Wal-Mart Stores and McDonald’s are among the companies that plan to raise minimum pay this year, but those hikes don’t necessarily reflect a broader trend, according to Bank of America Merrill Lynch.
McDonald’s is raising minimum wage by about 10 percent at the 1,500 restaurants directly owned by the parent company. Those outlets employ about 90,000 workers, while the 750,000 people who work for franchises aren’t included in the pay hike.
“Unfortunately, this wage ‘supersizing’ looks a lot less impressive on closer inspection,” Ethan Harris, global economist at Bank of America Merrill Lynch, said in
an April 2 report obtained by Newsmax Finance. “Clearly the direct impact on average wages is low.”

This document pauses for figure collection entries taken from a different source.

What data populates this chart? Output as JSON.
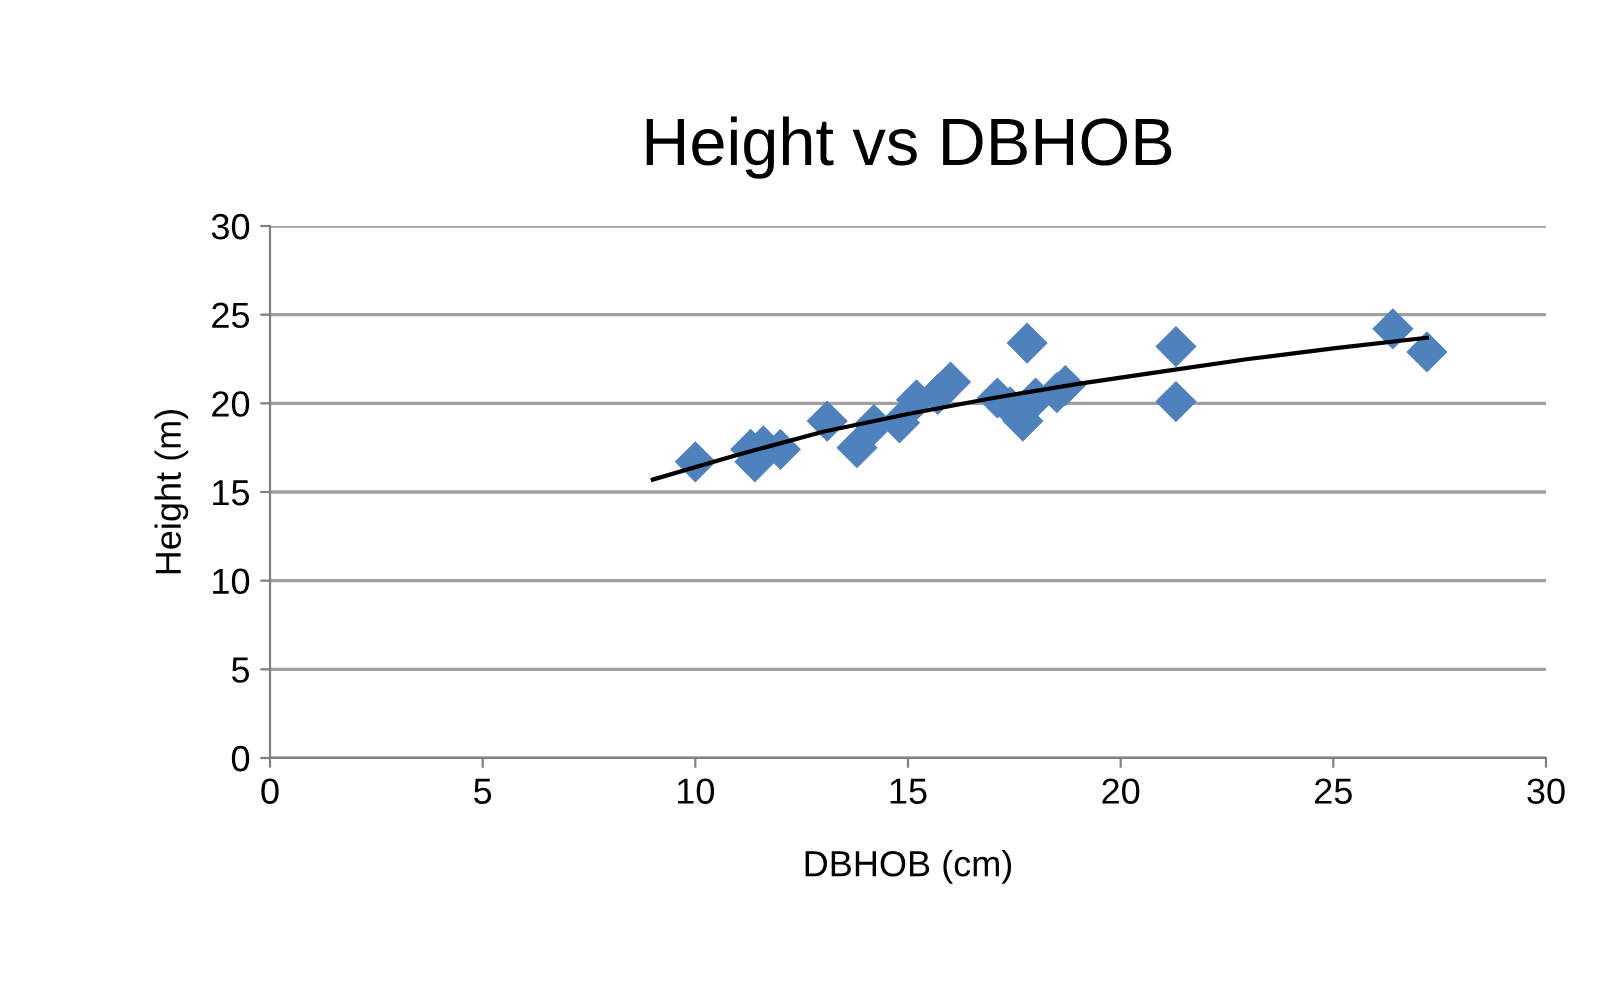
{
  "chart_data": {
    "type": "scatter",
    "title": "Height vs DBHOB",
    "xlabel": "DBHOB (cm)",
    "ylabel": "Height (m)",
    "series": [
      {
        "color": "#4f81bd",
        "marker": "diamond",
        "x": [
          10,
          11.3,
          11.4,
          11.6,
          12,
          13.1,
          13.8,
          14.2,
          14.8,
          15.2,
          15.7,
          16,
          17.1,
          17.4,
          17.7,
          17.8,
          18,
          18.5,
          18.7,
          21.3,
          21.3,
          26.4,
          27.2
        ],
        "values": [
          16.7,
          17.4,
          16.7,
          17.6,
          17.4,
          19,
          17.5,
          18.8,
          18.9,
          20.2,
          20.5,
          21.2,
          20.3,
          19.8,
          19,
          23.4,
          20.3,
          20.6,
          21,
          23.2,
          20.1,
          24.2,
          22.9
        ]
      },
      {
        "type": "line",
        "color": "#000000",
        "marker": "none",
        "x": [
          9,
          11,
          13,
          15,
          17,
          19,
          21,
          23,
          25,
          27.2
        ],
        "values": [
          15.7,
          17.1,
          18.4,
          19.4,
          20.3,
          21.1,
          21.8,
          22.5,
          23.1,
          23.7
        ]
      }
    ],
    "xlim": [
      0,
      30
    ],
    "xticks": [
      0,
      5,
      10,
      15,
      20,
      25,
      30
    ],
    "ylim": [
      0,
      30
    ],
    "yticks": [
      0,
      5,
      10,
      15,
      20,
      25,
      30
    ],
    "grid": "y",
    "legend": false
  }
}
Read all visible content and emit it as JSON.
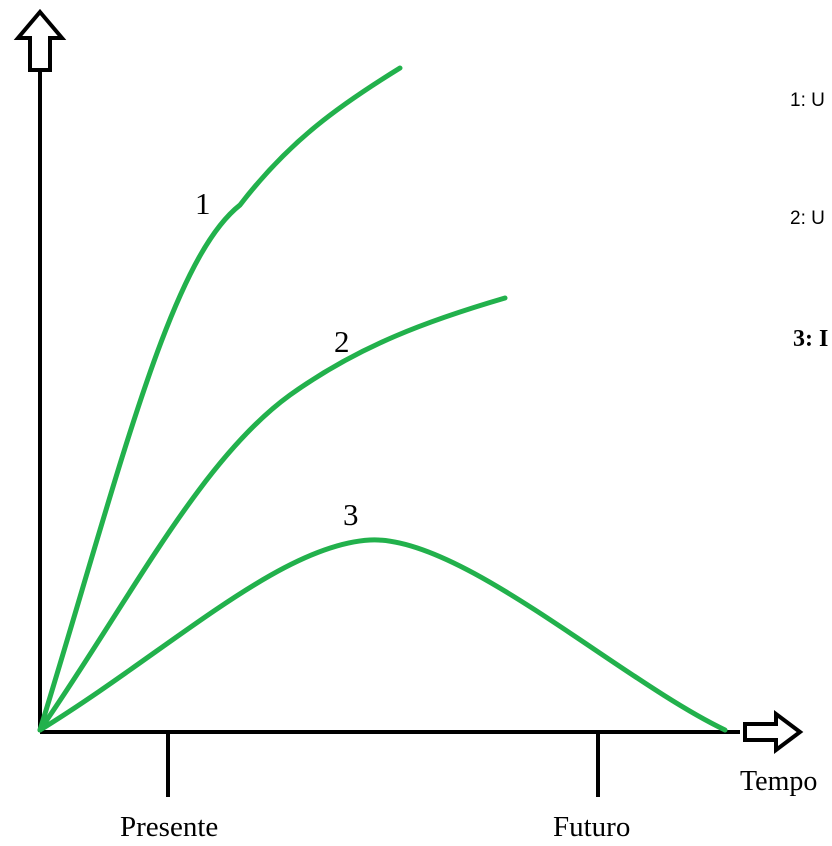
{
  "diagram": {
    "axis_x_label": "Tempo",
    "ticks": [
      {
        "label": "Presente"
      },
      {
        "label": "Futuro"
      }
    ],
    "curves": [
      {
        "label": "1",
        "color": "#22b14c"
      },
      {
        "label": "2",
        "color": "#22b14c"
      },
      {
        "label": "3",
        "color": "#22b14c"
      }
    ],
    "legend": [
      {
        "text": "1: U"
      },
      {
        "text": "2: U"
      },
      {
        "text": "3: I"
      }
    ]
  }
}
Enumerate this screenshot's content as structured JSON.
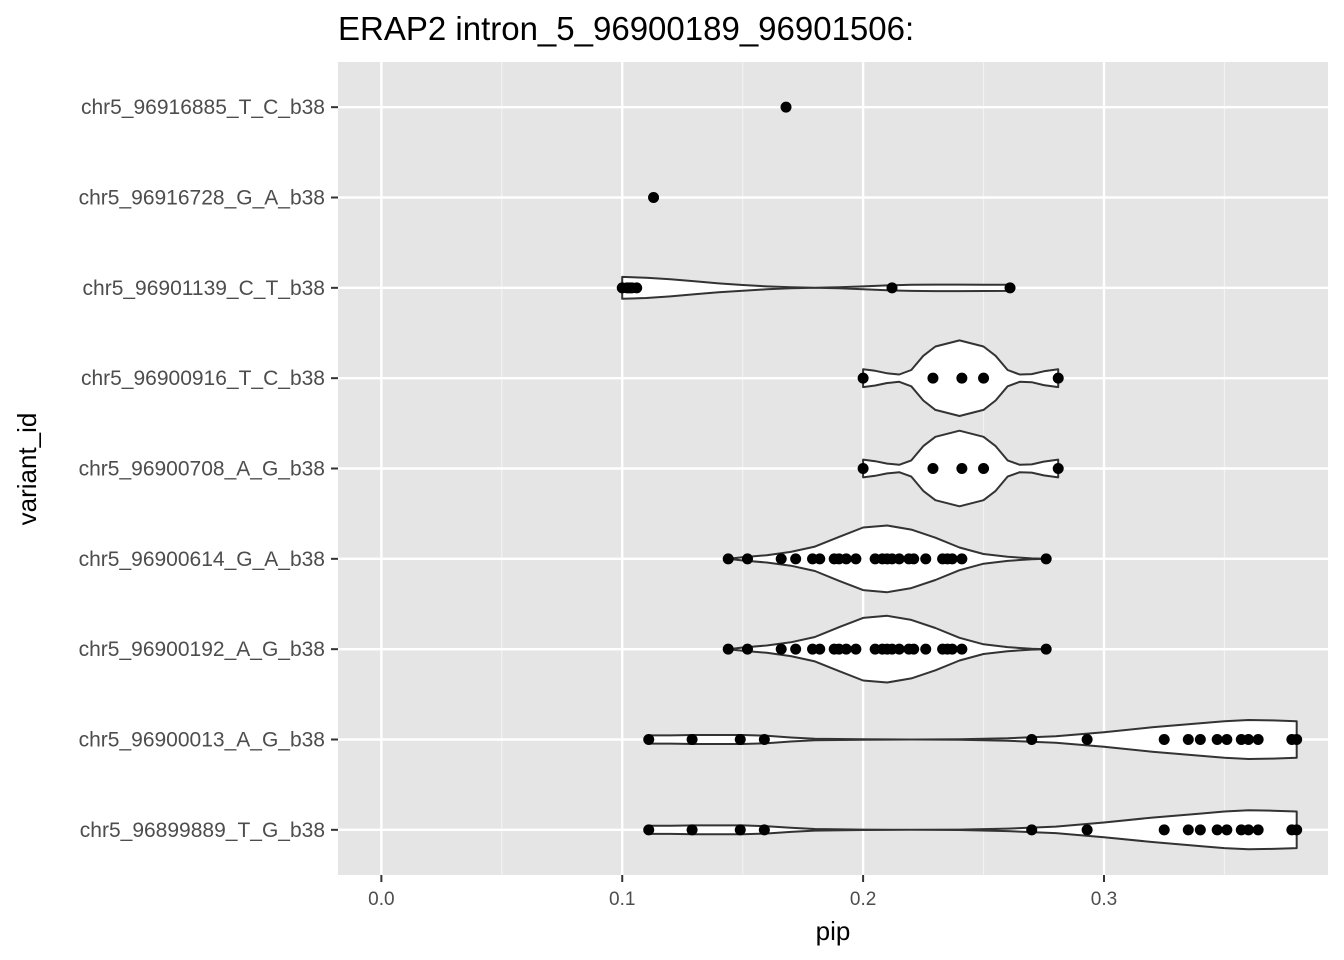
{
  "chart_data": {
    "type": "violin",
    "title": "ERAP2 intron_5_96900189_96901506:",
    "xlabel": "pip",
    "ylabel": "variant_id",
    "xlim": [
      -0.018,
      0.393
    ],
    "xticks": [
      "0.0",
      "0.1",
      "0.2",
      "0.3"
    ],
    "xtick_values": [
      0.0,
      0.1,
      0.2,
      0.3
    ],
    "grid": true,
    "background": "#e5e5e5",
    "violin_fill": "#ffffff",
    "violin_stroke": "#333333",
    "point_color": "#000000",
    "categories": [
      "chr5_96916885_T_C_b38",
      "chr5_96916728_G_A_b38",
      "chr5_96901139_C_T_b38",
      "chr5_96900916_T_C_b38",
      "chr5_96900708_A_G_b38",
      "chr5_96900614_G_A_b38",
      "chr5_96900192_A_G_b38",
      "chr5_96900013_A_G_b38",
      "chr5_96899889_T_G_b38"
    ],
    "series": [
      {
        "variant": "chr5_96916885_T_C_b38",
        "points": [
          0.168
        ],
        "density": []
      },
      {
        "variant": "chr5_96916728_G_A_b38",
        "points": [
          0.113
        ],
        "density": []
      },
      {
        "variant": "chr5_96901139_C_T_b38",
        "points": [
          0.1,
          0.102,
          0.103,
          0.104,
          0.106,
          0.212,
          0.261
        ],
        "density": [
          [
            0.1,
            0.27
          ],
          [
            0.11,
            0.25
          ],
          [
            0.12,
            0.21
          ],
          [
            0.13,
            0.16
          ],
          [
            0.14,
            0.11
          ],
          [
            0.15,
            0.07
          ],
          [
            0.16,
            0.035
          ],
          [
            0.17,
            0.012
          ],
          [
            0.18,
            0.0
          ],
          [
            0.19,
            0.012
          ],
          [
            0.2,
            0.035
          ],
          [
            0.21,
            0.06
          ],
          [
            0.22,
            0.075
          ],
          [
            0.23,
            0.08
          ],
          [
            0.24,
            0.08
          ],
          [
            0.25,
            0.078
          ],
          [
            0.261,
            0.075
          ]
        ]
      },
      {
        "variant": "chr5_96900916_T_C_b38",
        "points": [
          0.2,
          0.229,
          0.241,
          0.25,
          0.281
        ],
        "density": [
          [
            0.2,
            0.22
          ],
          [
            0.205,
            0.18
          ],
          [
            0.21,
            0.12
          ],
          [
            0.215,
            0.09
          ],
          [
            0.22,
            0.2
          ],
          [
            0.225,
            0.55
          ],
          [
            0.23,
            0.78
          ],
          [
            0.24,
            0.93
          ],
          [
            0.25,
            0.78
          ],
          [
            0.255,
            0.55
          ],
          [
            0.26,
            0.2
          ],
          [
            0.265,
            0.09
          ],
          [
            0.27,
            0.1
          ],
          [
            0.275,
            0.17
          ],
          [
            0.281,
            0.22
          ]
        ]
      },
      {
        "variant": "chr5_96900708_A_G_b38",
        "points": [
          0.2,
          0.229,
          0.241,
          0.25,
          0.281
        ],
        "density": [
          [
            0.2,
            0.22
          ],
          [
            0.205,
            0.18
          ],
          [
            0.21,
            0.12
          ],
          [
            0.215,
            0.09
          ],
          [
            0.22,
            0.2
          ],
          [
            0.225,
            0.55
          ],
          [
            0.23,
            0.78
          ],
          [
            0.24,
            0.93
          ],
          [
            0.25,
            0.78
          ],
          [
            0.255,
            0.55
          ],
          [
            0.26,
            0.2
          ],
          [
            0.265,
            0.09
          ],
          [
            0.27,
            0.1
          ],
          [
            0.275,
            0.17
          ],
          [
            0.281,
            0.22
          ]
        ]
      },
      {
        "variant": "chr5_96900614_G_A_b38",
        "points": [
          0.144,
          0.152,
          0.166,
          0.172,
          0.179,
          0.182,
          0.188,
          0.19,
          0.193,
          0.197,
          0.205,
          0.208,
          0.21,
          0.212,
          0.215,
          0.219,
          0.221,
          0.226,
          0.233,
          0.235,
          0.237,
          0.241,
          0.276
        ],
        "density": [
          [
            0.144,
            0.0
          ],
          [
            0.15,
            0.04
          ],
          [
            0.16,
            0.09
          ],
          [
            0.17,
            0.17
          ],
          [
            0.18,
            0.3
          ],
          [
            0.19,
            0.54
          ],
          [
            0.2,
            0.77
          ],
          [
            0.21,
            0.82
          ],
          [
            0.22,
            0.72
          ],
          [
            0.23,
            0.52
          ],
          [
            0.24,
            0.28
          ],
          [
            0.25,
            0.12
          ],
          [
            0.26,
            0.05
          ],
          [
            0.27,
            0.01
          ],
          [
            0.276,
            0.0
          ]
        ]
      },
      {
        "variant": "chr5_96900192_A_G_b38",
        "points": [
          0.144,
          0.152,
          0.166,
          0.172,
          0.179,
          0.182,
          0.188,
          0.19,
          0.193,
          0.197,
          0.205,
          0.208,
          0.21,
          0.212,
          0.215,
          0.219,
          0.221,
          0.226,
          0.233,
          0.235,
          0.237,
          0.241,
          0.276
        ],
        "density": [
          [
            0.144,
            0.0
          ],
          [
            0.15,
            0.04
          ],
          [
            0.16,
            0.09
          ],
          [
            0.17,
            0.17
          ],
          [
            0.18,
            0.3
          ],
          [
            0.19,
            0.54
          ],
          [
            0.2,
            0.77
          ],
          [
            0.21,
            0.82
          ],
          [
            0.22,
            0.72
          ],
          [
            0.23,
            0.52
          ],
          [
            0.24,
            0.28
          ],
          [
            0.25,
            0.12
          ],
          [
            0.26,
            0.05
          ],
          [
            0.27,
            0.01
          ],
          [
            0.276,
            0.0
          ]
        ]
      },
      {
        "variant": "chr5_96900013_A_G_b38",
        "points": [
          0.111,
          0.129,
          0.149,
          0.159,
          0.27,
          0.293,
          0.325,
          0.335,
          0.34,
          0.347,
          0.351,
          0.357,
          0.36,
          0.364,
          0.378,
          0.38
        ],
        "density": [
          [
            0.111,
            0.1
          ],
          [
            0.12,
            0.1
          ],
          [
            0.13,
            0.11
          ],
          [
            0.14,
            0.11
          ],
          [
            0.15,
            0.11
          ],
          [
            0.16,
            0.09
          ],
          [
            0.17,
            0.05
          ],
          [
            0.18,
            0.02
          ],
          [
            0.2,
            0.005
          ],
          [
            0.22,
            0.0
          ],
          [
            0.24,
            0.005
          ],
          [
            0.26,
            0.03
          ],
          [
            0.28,
            0.08
          ],
          [
            0.3,
            0.18
          ],
          [
            0.32,
            0.3
          ],
          [
            0.34,
            0.4
          ],
          [
            0.35,
            0.45
          ],
          [
            0.36,
            0.48
          ],
          [
            0.37,
            0.47
          ],
          [
            0.38,
            0.45
          ]
        ]
      },
      {
        "variant": "chr5_96899889_T_G_b38",
        "points": [
          0.111,
          0.129,
          0.149,
          0.159,
          0.27,
          0.293,
          0.325,
          0.335,
          0.34,
          0.347,
          0.351,
          0.357,
          0.36,
          0.364,
          0.378,
          0.38
        ],
        "density": [
          [
            0.111,
            0.1
          ],
          [
            0.12,
            0.1
          ],
          [
            0.13,
            0.11
          ],
          [
            0.14,
            0.11
          ],
          [
            0.15,
            0.11
          ],
          [
            0.16,
            0.09
          ],
          [
            0.17,
            0.05
          ],
          [
            0.18,
            0.02
          ],
          [
            0.2,
            0.005
          ],
          [
            0.22,
            0.0
          ],
          [
            0.24,
            0.005
          ],
          [
            0.26,
            0.03
          ],
          [
            0.28,
            0.08
          ],
          [
            0.3,
            0.18
          ],
          [
            0.32,
            0.3
          ],
          [
            0.34,
            0.4
          ],
          [
            0.35,
            0.45
          ],
          [
            0.36,
            0.48
          ],
          [
            0.37,
            0.47
          ],
          [
            0.38,
            0.45
          ]
        ]
      }
    ]
  }
}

The wage hikes at McDonald’s and Wal-Mart need to be understood in the context of a broader trend in the retail and leisure industries, whose pay growth exceeds the 2 percent gain for the overall economy. Assuming all 90,000 McDonald’s employees get a raise and no one else, the average increase for all workers only comes to 1.1 percent, Harris said.
He said the best measure of broader wage trends is the employment cost index, which is now rising 2.3 a year. That’s better than the 2 percent average for the past five years.
Goods-producing industries are weighing on growth in pay, Harris said. The mining industry, which includes oil drilling, is being pressured by the crash in oil prices since last summer. The strong dollar may be taking a toll on the manufacturing industry as U.S. goods become more expensive for foreign buyers.
“History shows that wages respond very slowly to a tight labor market,” Harris said. “In the last three periods of tight labor markets, wage growth accelerated only a few tenths [of a percent] per year.”
Employers added only 126,000 jobs in March, the fewest since December 2013,
according to the Associated Press. That reading snapped a streak of 12 straight months of gains above 200,000.
The Labor Department said the unemployment rate held steady at 5.5 percent, according to the newswire.
Factories cut 1,000 workers, ending a 19-month hiring streak, while construction jobs fell by 1,000, the first drop in 15 months. The mining industry shed 11,000 jobs as energy companies cut back on drilling.